Why You Should See Failure This Week at Electric Factory
Is it possible that the year 1995 feels just as relevant in Philadelphia twenty years later? Rittenhouse Square has been overrun by loitering teens that look like the prodigal children of Kathleen Hannah and Kurt Cobain. Hometown retail hero Urban Outfitters is proudly profiting from fashions last seen in an episode of Dawson’s Creek. Most importantly, artists who haven’t hit the road or the recording studio since the end of the decade are reviving their formerly defunct music careers.
Sure, generations X and Y may have different relationships with the ’90s, but there is nothing like good rock music from the bygone era to bring the two together. A band particularly well-versed at facilitating these misfit, mosh-pit-friendly family reunions is Failure, and on the 14th, they’re hosting one at the Electric Factory.
Consider the three-piece hailing from the West Coast to be a lot like the Fishtown of (almost) grunge music. Their brand of alternative has gentrified and re-emerged as trendy, but they’re still respected by diehards that have rooted for them for years. They may have grown up, but they also haven’t lost sight of what made them great in the first place. This is the fuel behind the blaze of Failure’s recent trail of success. The duality of their fanbase pushed them on a long-awaited reunion run around North America last spring, and eventually led the masses to crowdsource funding for the band’s fourth album, the much-anticipated follow-up to 1996’s Fantastic Planet.

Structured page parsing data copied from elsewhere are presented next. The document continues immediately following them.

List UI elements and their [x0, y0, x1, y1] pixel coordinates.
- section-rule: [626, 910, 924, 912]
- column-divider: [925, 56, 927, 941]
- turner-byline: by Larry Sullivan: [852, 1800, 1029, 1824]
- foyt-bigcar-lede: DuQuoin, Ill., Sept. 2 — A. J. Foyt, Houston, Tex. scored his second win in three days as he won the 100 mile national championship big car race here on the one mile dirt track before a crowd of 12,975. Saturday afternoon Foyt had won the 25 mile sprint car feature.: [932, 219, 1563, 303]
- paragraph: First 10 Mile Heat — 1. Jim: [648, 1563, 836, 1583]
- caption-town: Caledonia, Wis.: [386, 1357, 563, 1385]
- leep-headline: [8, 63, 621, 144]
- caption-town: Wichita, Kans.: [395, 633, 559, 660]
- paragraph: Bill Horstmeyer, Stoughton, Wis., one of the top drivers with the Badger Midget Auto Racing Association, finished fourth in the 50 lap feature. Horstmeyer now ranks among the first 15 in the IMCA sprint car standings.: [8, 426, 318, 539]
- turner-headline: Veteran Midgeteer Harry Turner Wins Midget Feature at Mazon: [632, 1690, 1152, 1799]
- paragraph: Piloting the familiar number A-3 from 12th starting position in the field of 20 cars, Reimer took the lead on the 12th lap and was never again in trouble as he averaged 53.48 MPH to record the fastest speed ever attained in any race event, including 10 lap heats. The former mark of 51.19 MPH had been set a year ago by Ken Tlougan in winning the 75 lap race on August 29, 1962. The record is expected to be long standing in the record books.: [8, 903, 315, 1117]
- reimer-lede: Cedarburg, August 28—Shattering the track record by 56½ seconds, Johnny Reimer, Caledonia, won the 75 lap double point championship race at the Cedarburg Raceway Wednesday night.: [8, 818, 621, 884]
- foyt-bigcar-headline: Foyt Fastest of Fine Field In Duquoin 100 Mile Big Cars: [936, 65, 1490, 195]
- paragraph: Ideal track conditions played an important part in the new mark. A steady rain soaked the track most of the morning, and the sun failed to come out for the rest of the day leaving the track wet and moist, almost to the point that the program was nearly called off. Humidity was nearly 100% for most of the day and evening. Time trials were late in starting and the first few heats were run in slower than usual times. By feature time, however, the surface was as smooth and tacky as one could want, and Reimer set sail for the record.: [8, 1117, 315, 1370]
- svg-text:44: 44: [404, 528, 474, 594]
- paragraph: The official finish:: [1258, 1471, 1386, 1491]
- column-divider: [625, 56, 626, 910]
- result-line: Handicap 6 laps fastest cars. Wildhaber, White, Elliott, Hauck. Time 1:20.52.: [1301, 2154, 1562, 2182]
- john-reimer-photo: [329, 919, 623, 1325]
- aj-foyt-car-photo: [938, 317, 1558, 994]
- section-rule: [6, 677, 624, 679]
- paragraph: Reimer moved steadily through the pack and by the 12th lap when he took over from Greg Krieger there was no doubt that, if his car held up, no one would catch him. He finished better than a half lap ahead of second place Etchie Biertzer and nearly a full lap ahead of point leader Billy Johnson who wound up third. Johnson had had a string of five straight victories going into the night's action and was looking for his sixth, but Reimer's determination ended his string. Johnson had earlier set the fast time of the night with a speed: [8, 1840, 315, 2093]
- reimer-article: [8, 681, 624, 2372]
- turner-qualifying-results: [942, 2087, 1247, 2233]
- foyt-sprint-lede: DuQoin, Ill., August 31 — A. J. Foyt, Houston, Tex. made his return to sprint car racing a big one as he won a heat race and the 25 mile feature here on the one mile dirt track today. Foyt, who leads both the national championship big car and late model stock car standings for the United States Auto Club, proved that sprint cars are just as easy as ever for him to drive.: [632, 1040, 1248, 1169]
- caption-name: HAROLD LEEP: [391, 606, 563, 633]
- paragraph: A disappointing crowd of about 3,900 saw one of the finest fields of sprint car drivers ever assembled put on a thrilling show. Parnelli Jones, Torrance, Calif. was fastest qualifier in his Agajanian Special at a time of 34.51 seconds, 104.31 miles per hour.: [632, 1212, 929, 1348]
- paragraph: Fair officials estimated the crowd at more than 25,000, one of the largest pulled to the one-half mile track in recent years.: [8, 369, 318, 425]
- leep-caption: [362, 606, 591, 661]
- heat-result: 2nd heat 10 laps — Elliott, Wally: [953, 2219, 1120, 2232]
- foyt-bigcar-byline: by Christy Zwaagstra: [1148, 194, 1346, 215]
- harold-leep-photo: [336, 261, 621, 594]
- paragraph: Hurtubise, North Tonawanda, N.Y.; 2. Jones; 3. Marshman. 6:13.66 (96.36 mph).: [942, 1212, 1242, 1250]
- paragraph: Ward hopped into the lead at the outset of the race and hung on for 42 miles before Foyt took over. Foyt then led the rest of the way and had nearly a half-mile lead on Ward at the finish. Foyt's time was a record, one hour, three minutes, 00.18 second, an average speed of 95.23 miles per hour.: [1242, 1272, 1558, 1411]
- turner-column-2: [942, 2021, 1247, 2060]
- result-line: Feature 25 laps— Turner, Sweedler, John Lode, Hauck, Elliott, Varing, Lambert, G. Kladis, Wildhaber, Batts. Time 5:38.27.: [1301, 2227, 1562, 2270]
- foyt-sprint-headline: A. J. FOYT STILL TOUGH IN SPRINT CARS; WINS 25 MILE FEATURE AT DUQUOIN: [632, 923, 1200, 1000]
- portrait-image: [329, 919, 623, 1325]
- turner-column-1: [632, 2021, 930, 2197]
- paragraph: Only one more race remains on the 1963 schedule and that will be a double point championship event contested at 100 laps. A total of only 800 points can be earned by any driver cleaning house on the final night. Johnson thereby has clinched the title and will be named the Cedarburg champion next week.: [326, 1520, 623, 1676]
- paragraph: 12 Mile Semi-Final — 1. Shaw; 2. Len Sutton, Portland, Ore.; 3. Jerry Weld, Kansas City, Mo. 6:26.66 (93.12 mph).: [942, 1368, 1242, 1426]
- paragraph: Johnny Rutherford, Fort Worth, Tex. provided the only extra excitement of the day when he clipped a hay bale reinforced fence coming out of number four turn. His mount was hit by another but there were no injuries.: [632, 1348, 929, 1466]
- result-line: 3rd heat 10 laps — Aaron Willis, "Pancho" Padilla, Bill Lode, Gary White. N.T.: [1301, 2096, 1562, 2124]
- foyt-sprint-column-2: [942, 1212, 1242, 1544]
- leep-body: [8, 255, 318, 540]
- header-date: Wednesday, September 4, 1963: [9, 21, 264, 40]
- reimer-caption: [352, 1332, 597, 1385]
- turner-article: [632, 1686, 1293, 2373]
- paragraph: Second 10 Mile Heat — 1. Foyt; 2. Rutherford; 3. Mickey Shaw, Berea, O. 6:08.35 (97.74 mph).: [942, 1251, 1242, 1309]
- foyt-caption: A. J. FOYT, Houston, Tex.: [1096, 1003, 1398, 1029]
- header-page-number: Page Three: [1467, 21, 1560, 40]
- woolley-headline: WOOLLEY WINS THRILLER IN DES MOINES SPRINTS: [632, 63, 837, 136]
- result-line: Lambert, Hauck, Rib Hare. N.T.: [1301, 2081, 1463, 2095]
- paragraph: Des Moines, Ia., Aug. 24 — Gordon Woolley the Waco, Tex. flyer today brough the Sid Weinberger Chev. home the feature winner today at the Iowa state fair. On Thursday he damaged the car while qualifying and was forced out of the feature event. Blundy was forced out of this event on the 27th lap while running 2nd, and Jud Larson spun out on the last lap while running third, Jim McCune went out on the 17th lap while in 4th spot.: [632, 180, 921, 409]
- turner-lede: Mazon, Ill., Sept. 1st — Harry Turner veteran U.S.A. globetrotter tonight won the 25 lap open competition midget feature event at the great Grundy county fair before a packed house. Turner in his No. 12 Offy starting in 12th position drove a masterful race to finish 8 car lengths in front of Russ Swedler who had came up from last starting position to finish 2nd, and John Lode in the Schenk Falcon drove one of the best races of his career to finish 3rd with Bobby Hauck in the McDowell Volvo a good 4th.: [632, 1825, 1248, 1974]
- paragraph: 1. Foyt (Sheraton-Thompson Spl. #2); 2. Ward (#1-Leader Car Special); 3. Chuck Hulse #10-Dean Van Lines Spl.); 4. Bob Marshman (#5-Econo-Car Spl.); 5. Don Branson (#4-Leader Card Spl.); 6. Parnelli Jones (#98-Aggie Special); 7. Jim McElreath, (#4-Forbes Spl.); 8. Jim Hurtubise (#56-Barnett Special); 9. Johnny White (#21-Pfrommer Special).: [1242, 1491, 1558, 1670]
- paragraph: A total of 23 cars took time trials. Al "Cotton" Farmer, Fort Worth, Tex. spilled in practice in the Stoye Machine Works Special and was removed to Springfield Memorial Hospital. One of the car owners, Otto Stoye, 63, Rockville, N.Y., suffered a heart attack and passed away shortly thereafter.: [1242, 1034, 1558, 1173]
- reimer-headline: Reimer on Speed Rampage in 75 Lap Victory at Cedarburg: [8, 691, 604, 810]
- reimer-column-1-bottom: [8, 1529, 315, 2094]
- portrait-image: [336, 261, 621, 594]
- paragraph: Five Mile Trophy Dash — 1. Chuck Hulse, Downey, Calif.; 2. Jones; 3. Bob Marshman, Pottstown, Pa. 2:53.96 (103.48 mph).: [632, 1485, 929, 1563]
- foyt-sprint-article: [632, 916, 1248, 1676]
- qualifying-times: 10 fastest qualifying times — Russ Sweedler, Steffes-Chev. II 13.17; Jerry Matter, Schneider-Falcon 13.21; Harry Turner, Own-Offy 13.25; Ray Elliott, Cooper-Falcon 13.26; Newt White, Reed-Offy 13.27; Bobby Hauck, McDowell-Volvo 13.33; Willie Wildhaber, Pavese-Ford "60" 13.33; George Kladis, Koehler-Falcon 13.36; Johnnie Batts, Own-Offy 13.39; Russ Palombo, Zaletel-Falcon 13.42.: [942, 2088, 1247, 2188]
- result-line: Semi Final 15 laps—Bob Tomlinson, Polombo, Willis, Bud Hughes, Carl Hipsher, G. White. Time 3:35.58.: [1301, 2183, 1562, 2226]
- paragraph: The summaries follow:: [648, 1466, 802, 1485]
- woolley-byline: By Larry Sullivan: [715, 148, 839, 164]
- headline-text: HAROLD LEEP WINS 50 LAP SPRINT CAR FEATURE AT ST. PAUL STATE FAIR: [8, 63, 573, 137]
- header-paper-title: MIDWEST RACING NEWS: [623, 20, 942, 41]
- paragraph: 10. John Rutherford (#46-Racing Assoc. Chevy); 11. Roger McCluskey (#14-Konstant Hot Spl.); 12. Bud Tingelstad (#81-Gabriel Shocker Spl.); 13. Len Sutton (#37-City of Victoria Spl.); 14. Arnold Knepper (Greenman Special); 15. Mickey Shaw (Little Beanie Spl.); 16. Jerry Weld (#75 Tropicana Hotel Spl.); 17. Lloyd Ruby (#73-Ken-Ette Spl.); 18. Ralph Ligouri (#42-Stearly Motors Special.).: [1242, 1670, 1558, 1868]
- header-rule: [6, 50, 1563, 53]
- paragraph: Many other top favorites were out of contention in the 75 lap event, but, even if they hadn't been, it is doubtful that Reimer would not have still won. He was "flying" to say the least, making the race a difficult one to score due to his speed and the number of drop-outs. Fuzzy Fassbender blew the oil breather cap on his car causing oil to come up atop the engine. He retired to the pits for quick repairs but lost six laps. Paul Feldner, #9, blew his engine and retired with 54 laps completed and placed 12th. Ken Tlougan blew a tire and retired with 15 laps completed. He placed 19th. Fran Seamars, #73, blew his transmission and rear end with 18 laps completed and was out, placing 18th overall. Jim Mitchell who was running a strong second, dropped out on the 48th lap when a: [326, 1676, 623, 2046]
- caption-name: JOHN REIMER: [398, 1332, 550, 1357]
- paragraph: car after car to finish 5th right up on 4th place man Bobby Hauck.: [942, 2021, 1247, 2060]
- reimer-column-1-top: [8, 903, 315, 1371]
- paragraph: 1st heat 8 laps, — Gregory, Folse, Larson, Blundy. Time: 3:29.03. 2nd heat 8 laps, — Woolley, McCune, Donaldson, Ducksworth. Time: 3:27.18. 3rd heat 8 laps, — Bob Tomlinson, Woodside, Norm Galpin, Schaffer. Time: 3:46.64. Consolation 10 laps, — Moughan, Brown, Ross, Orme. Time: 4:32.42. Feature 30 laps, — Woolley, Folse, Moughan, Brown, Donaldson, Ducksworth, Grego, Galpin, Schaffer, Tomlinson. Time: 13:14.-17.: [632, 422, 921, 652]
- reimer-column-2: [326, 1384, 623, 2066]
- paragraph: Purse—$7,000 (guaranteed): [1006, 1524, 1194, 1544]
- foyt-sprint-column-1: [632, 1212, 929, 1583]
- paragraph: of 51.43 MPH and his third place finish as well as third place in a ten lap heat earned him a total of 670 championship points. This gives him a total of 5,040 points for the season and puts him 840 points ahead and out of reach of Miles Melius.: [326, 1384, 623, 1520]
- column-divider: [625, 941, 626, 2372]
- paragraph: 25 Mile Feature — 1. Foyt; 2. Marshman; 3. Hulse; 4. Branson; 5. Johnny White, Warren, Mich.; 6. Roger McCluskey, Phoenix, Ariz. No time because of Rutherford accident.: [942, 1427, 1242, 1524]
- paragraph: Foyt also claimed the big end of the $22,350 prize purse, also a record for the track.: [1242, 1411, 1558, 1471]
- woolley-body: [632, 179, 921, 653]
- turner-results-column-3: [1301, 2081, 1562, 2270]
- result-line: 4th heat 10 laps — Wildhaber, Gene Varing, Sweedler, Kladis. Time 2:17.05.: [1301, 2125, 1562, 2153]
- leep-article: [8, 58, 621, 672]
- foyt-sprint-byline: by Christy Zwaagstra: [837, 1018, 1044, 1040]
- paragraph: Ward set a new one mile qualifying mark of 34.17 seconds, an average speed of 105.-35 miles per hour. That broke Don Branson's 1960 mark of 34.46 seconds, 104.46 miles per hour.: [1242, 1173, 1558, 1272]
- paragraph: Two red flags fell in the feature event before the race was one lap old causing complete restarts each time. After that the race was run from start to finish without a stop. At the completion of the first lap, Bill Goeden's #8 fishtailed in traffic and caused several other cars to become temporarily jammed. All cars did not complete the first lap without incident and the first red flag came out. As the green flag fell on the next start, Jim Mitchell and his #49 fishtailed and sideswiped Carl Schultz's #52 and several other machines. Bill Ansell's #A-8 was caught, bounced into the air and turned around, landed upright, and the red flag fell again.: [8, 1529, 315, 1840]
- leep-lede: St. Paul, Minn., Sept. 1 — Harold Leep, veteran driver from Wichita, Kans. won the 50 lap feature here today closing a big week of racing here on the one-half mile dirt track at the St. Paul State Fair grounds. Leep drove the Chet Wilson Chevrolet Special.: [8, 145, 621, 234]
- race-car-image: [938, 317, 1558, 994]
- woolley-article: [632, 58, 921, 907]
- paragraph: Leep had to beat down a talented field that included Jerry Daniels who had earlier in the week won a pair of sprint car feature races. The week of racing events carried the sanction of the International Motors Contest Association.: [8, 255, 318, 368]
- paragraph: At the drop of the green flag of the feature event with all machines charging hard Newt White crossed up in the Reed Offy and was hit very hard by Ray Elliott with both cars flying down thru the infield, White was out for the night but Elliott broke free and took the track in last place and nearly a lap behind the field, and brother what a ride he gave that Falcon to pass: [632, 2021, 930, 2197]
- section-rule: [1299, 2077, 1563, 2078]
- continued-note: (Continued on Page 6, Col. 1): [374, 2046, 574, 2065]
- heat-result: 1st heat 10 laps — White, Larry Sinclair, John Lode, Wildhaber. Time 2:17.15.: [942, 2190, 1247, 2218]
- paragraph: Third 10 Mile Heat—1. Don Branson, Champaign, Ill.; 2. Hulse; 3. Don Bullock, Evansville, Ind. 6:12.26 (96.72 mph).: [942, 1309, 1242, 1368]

The Heart Is a Monster was released earlier this summer. It pays homage to new and old Failure followers alike. “[It’s] a great balance of retaining the sound that makes Failure, while adding enough new elements to not only bring us into the present, but also a slight foreshadowing of things to come,” says drummer Kellii Scott.
At the show, audiences will receive the same careful combination of the past and future by Scott and his two bandmates, frontman and lead guitarist Ken Andrews, and bassist Greg Edwards. For starters, the freshly resuscitated openers, HUM, will whisk spectators back to a promised land full of darkness and Doc Martens. As for the main act, Scott says fans can expect “a less-is-more approach. … Sonically it will be what we, I think, do best … super hi-fi, and the set itself will represent as much of our material as possible—some new tunes, some old tunes,” he adds.
To put it in simpler terms: The shining star of the live set will be the music itself—no background noise, no confetti bombs dropped from the ceiling in support of sweeping breakdowns, and certainly no Metallica-esque pyrotechnics. This may be why this is the first time you are hearing of Failure, but it should also be the reason you go check them out on Friday. You see, many bands can amaze audiences through visual theatrics, especially those who are attempting to claw their way out of nailed-shut career coffins. However, few have enough confidence and talent to evoke cinema through sound alone.
If this doesn’t draw you in, then the band’s special memory of our beloved city should do the trick. “I remember once in the early-’90s, we played the Troc with Tool and the ceiling started breaking apart. Chunks were nailing people below, and as if that wasn’t enough, the sprinklers went off and flooded the place … that was pretty nuts,” Scott recalls.
So, Philadelphia, put down that Internet listicle filled with images of MJ dunking against Looney Toons characters, and satiate your ’90s nostalgia the right way—by being the grittiest, the loudest and the ones who will prevail through a downpour of cement at a rock show.